Substitution of a lesser penalty after the conviction for a crime

In law, a commutation is the substitution of a lesser penalty for that given after a conviction for a crime. The penalty can be lessened in severity, in duration, or both. Unlike most pardons by government and overturning by the court (a full overturning is equal to an acquittal), a commutation does not affect the status of a defendant's underlying criminal conviction.

Although the concept of commutation may be used to broadly describe the substitution of a lesser criminal penalty for the original sentence, some jurisdictions have historically used the term only for the substitution of a sentence of a different character from what was originally imposed by the court; for example, the substitution of a sentence of parole for the original sentence of incarceration. A jurisdiction that uses that definition of commutation would use another term, such as a remission, to describe a reduction of a penalty that does not change its character.

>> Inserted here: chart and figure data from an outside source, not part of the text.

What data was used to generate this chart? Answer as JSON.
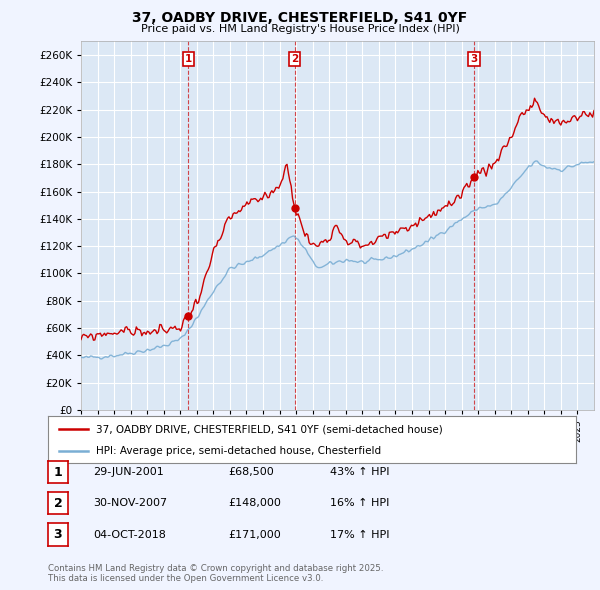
{
  "title_line1": "37, OADBY DRIVE, CHESTERFIELD, S41 0YF",
  "title_line2": "Price paid vs. HM Land Registry's House Price Index (HPI)",
  "background_color": "#f0f4ff",
  "plot_background": "#dce8f5",
  "grid_color": "#ffffff",
  "red_color": "#cc0000",
  "blue_color": "#7aaed4",
  "ylim": [
    0,
    270000
  ],
  "yticks": [
    0,
    20000,
    40000,
    60000,
    80000,
    100000,
    120000,
    140000,
    160000,
    180000,
    200000,
    220000,
    240000,
    260000
  ],
  "sale_dates": [
    2001.49,
    2007.91,
    2018.75
  ],
  "sale_prices": [
    68500,
    148000,
    171000
  ],
  "sale_labels": [
    "1",
    "2",
    "3"
  ],
  "legend_entries": [
    "37, OADBY DRIVE, CHESTERFIELD, S41 0YF (semi-detached house)",
    "HPI: Average price, semi-detached house, Chesterfield"
  ],
  "table_rows": [
    [
      "1",
      "29-JUN-2001",
      "£68,500",
      "43% ↑ HPI"
    ],
    [
      "2",
      "30-NOV-2007",
      "£148,000",
      "16% ↑ HPI"
    ],
    [
      "3",
      "04-OCT-2018",
      "£171,000",
      "17% ↑ HPI"
    ]
  ],
  "footnote": "Contains HM Land Registry data © Crown copyright and database right 2025.\nThis data is licensed under the Open Government Licence v3.0.",
  "xmin": 1995,
  "xmax": 2026
}
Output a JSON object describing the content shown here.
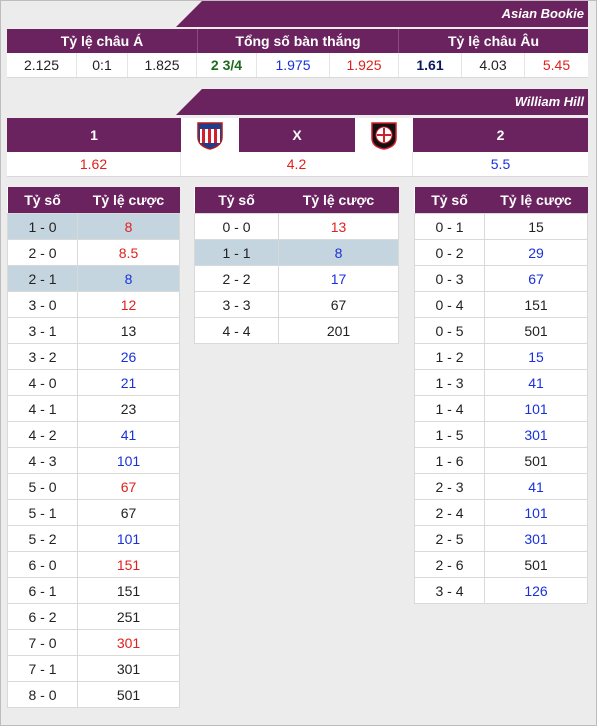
{
  "asian": {
    "title": "Asian Bookie",
    "headers": [
      "Tỷ lệ châu Á",
      "Tổng số bàn thắng",
      "Tỷ lệ châu Âu"
    ],
    "values": [
      "2.125",
      "0:1",
      "1.825",
      "2 3/4",
      "1.975",
      "1.925",
      "1.61",
      "4.03",
      "5.45"
    ]
  },
  "wh": {
    "title": "William Hill",
    "home": "1",
    "draw": "X",
    "away": "2",
    "home_val": "1.62",
    "draw_val": "4.2",
    "away_val": "5.5",
    "home_logo": "atletico-madrid-crest-icon",
    "away_logo": "bayer-leverkusen-crest-icon"
  },
  "headers": {
    "score": "Tỷ số",
    "odds": "Tỷ lệ cược"
  },
  "colors": {
    "brand": "#6b2360",
    "red": "#e0201e",
    "blue": "#1a31d9",
    "highlight": "#c5d5df"
  },
  "home_table": [
    {
      "s": "1 - 0",
      "o": "8",
      "c": "red",
      "h": true
    },
    {
      "s": "2 - 0",
      "o": "8.5",
      "c": "red",
      "h": false
    },
    {
      "s": "2 - 1",
      "o": "8",
      "c": "blue",
      "h": true
    },
    {
      "s": "3 - 0",
      "o": "12",
      "c": "red",
      "h": false
    },
    {
      "s": "3 - 1",
      "o": "13",
      "c": "dark",
      "h": false
    },
    {
      "s": "3 - 2",
      "o": "26",
      "c": "blue",
      "h": false
    },
    {
      "s": "4 - 0",
      "o": "21",
      "c": "blue",
      "h": false
    },
    {
      "s": "4 - 1",
      "o": "23",
      "c": "dark",
      "h": false
    },
    {
      "s": "4 - 2",
      "o": "41",
      "c": "blue",
      "h": false
    },
    {
      "s": "4 - 3",
      "o": "101",
      "c": "blue",
      "h": false
    },
    {
      "s": "5 - 0",
      "o": "67",
      "c": "red",
      "h": false
    },
    {
      "s": "5 - 1",
      "o": "67",
      "c": "dark",
      "h": false
    },
    {
      "s": "5 - 2",
      "o": "101",
      "c": "blue",
      "h": false
    },
    {
      "s": "6 - 0",
      "o": "151",
      "c": "red",
      "h": false
    },
    {
      "s": "6 - 1",
      "o": "151",
      "c": "dark",
      "h": false
    },
    {
      "s": "6 - 2",
      "o": "251",
      "c": "dark",
      "h": false
    },
    {
      "s": "7 - 0",
      "o": "301",
      "c": "red",
      "h": false
    },
    {
      "s": "7 - 1",
      "o": "301",
      "c": "dark",
      "h": false
    },
    {
      "s": "8 - 0",
      "o": "501",
      "c": "dark",
      "h": false
    }
  ],
  "draw_table": [
    {
      "s": "0 - 0",
      "o": "13",
      "c": "red",
      "h": false
    },
    {
      "s": "1 - 1",
      "o": "8",
      "c": "blue",
      "h": true
    },
    {
      "s": "2 - 2",
      "o": "17",
      "c": "blue",
      "h": false
    },
    {
      "s": "3 - 3",
      "o": "67",
      "c": "dark",
      "h": false
    },
    {
      "s": "4 - 4",
      "o": "201",
      "c": "dark",
      "h": false
    }
  ],
  "away_table": [
    {
      "s": "0 - 1",
      "o": "15",
      "c": "dark",
      "h": false
    },
    {
      "s": "0 - 2",
      "o": "29",
      "c": "blue",
      "h": false
    },
    {
      "s": "0 - 3",
      "o": "67",
      "c": "blue",
      "h": false
    },
    {
      "s": "0 - 4",
      "o": "151",
      "c": "dark",
      "h": false
    },
    {
      "s": "0 - 5",
      "o": "501",
      "c": "dark",
      "h": false
    },
    {
      "s": "1 - 2",
      "o": "15",
      "c": "blue",
      "h": false
    },
    {
      "s": "1 - 3",
      "o": "41",
      "c": "blue",
      "h": false
    },
    {
      "s": "1 - 4",
      "o": "101",
      "c": "blue",
      "h": false
    },
    {
      "s": "1 - 5",
      "o": "301",
      "c": "blue",
      "h": false
    },
    {
      "s": "1 - 6",
      "o": "501",
      "c": "dark",
      "h": false
    },
    {
      "s": "2 - 3",
      "o": "41",
      "c": "blue",
      "h": false
    },
    {
      "s": "2 - 4",
      "o": "101",
      "c": "blue",
      "h": false
    },
    {
      "s": "2 - 5",
      "o": "301",
      "c": "blue",
      "h": false
    },
    {
      "s": "2 - 6",
      "o": "501",
      "c": "dark",
      "h": false
    },
    {
      "s": "3 - 4",
      "o": "126",
      "c": "blue",
      "h": false
    }
  ]
}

A commutation does not reverse a conviction and the recipient of a commutation remains guilty in accordance with the original conviction. For example, someone convicted of capital murder may have their sentence of death commuted to life imprisonment, a lessening of the punishment that does not affect the underlying criminal conviction, as may occur on a discretionary basis or following upon a change in the law or judicial ruling that limits or eliminates the death penalty.

In some jurisdictions, a commutation of sentence may be conditional, meaning that the convicted person may be required to abide by specified conditions or the beneficiary may lose the benefit of the commutation. The conditions must be lawful and reasonable, and will typically expire when the convicted completes any remaining portion of their sentence. For example, the commutation may be conditioned upon the person's being a law-abiding citizen, such that if the beneficiary of the commutation commits a new crime before the condition expires the original sentence may be restored.

==By country==
===Guatemala===
In 1983, Guatemala's president, Efraín Ríos Montt refused a request from Pope John Paul II, while he was visiting the country, to commute the sentences of six left-wing guerrillas who had been sentenced to death.

===United States===
==== U.S. Constitution ====
Article II, Section 2 of the United States Constitution states that the President "shall have power to grant reprieves and pardons for offenses against the United States, except in cases of impeachment".